Among the same 21 cities with minimum wage laws by 2018, Dube and Lindner also found measurable, if modest, improvements in income equality. Again controlling for pre-law economic factors, Dube and Lindner found a clear increase in wages for workers up to those in the 30th wage percentile, but no significant increase at the top of the wage scale. In other words, the wage gap had narrowed.
Taking minimum to the max
So the evidence for a city living wage policy is encouraging. But if the goal is a more equitable city, a blanket minimum — even of $15 an hour — might not always be enough. After all, $15 takes a stronger economic bite in some places than others, both in terms of buying things and in terms of matching the city’s average hourly wage.

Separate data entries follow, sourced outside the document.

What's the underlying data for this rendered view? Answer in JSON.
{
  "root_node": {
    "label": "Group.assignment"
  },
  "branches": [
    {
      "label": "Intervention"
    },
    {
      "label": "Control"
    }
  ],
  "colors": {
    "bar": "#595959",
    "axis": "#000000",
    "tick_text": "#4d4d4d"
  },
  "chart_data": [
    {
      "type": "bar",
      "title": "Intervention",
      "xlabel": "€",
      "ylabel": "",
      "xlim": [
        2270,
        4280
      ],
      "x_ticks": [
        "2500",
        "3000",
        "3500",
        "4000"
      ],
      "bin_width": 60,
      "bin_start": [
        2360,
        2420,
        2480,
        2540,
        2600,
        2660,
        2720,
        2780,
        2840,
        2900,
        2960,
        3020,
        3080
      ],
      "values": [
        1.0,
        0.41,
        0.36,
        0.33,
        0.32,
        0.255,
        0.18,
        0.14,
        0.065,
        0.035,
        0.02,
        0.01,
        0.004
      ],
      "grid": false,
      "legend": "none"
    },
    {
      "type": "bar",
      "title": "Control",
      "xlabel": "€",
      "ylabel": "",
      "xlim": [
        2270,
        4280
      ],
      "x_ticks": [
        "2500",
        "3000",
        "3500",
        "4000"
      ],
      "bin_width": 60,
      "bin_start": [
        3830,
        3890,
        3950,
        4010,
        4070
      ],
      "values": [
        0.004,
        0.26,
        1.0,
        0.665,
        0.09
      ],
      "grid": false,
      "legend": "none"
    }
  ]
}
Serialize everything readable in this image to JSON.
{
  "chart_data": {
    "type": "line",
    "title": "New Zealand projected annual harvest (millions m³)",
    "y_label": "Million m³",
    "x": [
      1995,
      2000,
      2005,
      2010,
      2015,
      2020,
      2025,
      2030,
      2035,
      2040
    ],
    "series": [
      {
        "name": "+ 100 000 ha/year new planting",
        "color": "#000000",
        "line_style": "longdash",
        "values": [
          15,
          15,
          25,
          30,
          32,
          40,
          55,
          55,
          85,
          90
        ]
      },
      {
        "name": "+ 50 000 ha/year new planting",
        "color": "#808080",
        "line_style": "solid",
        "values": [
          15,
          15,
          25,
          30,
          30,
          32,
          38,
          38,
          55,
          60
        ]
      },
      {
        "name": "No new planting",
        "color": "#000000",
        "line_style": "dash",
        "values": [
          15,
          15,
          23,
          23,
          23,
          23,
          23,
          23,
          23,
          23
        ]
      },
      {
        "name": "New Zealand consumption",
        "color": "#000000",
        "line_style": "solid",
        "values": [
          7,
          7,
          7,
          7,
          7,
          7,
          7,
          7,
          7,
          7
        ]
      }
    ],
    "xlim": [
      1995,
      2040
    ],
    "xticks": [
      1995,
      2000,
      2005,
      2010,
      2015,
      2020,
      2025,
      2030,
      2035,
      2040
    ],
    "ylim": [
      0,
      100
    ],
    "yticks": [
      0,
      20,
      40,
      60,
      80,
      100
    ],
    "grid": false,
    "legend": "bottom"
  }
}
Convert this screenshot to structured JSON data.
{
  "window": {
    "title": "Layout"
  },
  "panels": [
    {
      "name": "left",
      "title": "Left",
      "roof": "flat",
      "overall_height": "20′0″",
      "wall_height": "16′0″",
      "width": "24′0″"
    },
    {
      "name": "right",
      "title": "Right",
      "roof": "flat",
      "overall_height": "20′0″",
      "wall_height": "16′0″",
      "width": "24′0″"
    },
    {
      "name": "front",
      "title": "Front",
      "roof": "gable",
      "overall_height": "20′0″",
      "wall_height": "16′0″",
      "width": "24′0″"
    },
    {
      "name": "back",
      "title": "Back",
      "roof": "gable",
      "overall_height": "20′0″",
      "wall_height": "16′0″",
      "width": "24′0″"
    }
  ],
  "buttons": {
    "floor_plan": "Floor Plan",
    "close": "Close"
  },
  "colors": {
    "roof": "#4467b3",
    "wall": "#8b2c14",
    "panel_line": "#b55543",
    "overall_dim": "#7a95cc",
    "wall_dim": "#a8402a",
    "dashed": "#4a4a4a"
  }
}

Sure enough, in some big cities, the policy lags behind the problem. For example, Seattle ($16.39) and Denver ($12.85) have very different minimum wages, but they have roughly the same ratio of minimum wage-to-median wage. In other words, the headline wage number itself doesn’t mean much without the local context. For workers to benefit, a living wage must stay in step with living conditions.
“This highlights that top-line nominal minimum wage numbers can provide a misleading picture of how local minimum wage polices may affect a local economy,” write Dube and Lindner.
There are certainly ways to strengthen local impact. Cities can index their minimum wage laws to the cost of living, or at least to inflation, protecting workers over the long term. And it’s worth noting again that even when cost of living gets taken into account, city living wage policies have pushed wage standards beyond what states have provided.
In the future, better local economic data can help implement wage policies in a way that’s fair for both workers and small businesses, and to track its impact over time. That’s especially important coming out of the pandemic, with so many small businesses struggling alongside workers for survival. Basic threshold measures of financial stability might help cities determine when a given business has recovered sufficiently to adopt a wage increase.
That’s getting ahead. But whether or not the federal government passes a new living wage, momentum is clearly growing at the local level. From 2010 to 2020, the number of U.S. cities that set a living wage above the state or federal minimum rose from just 3 to 42. Still, the policy reach remains far less than it could be, with a majority of states actively preventing municipalities from raising the minimum wage — a blockage that new evidence can hopefully loosen.
Setting a living wage isn’t the only thing cities must do to become more equitable, but in a time when we all long for vaccines, it’s definitely a shot in the arm.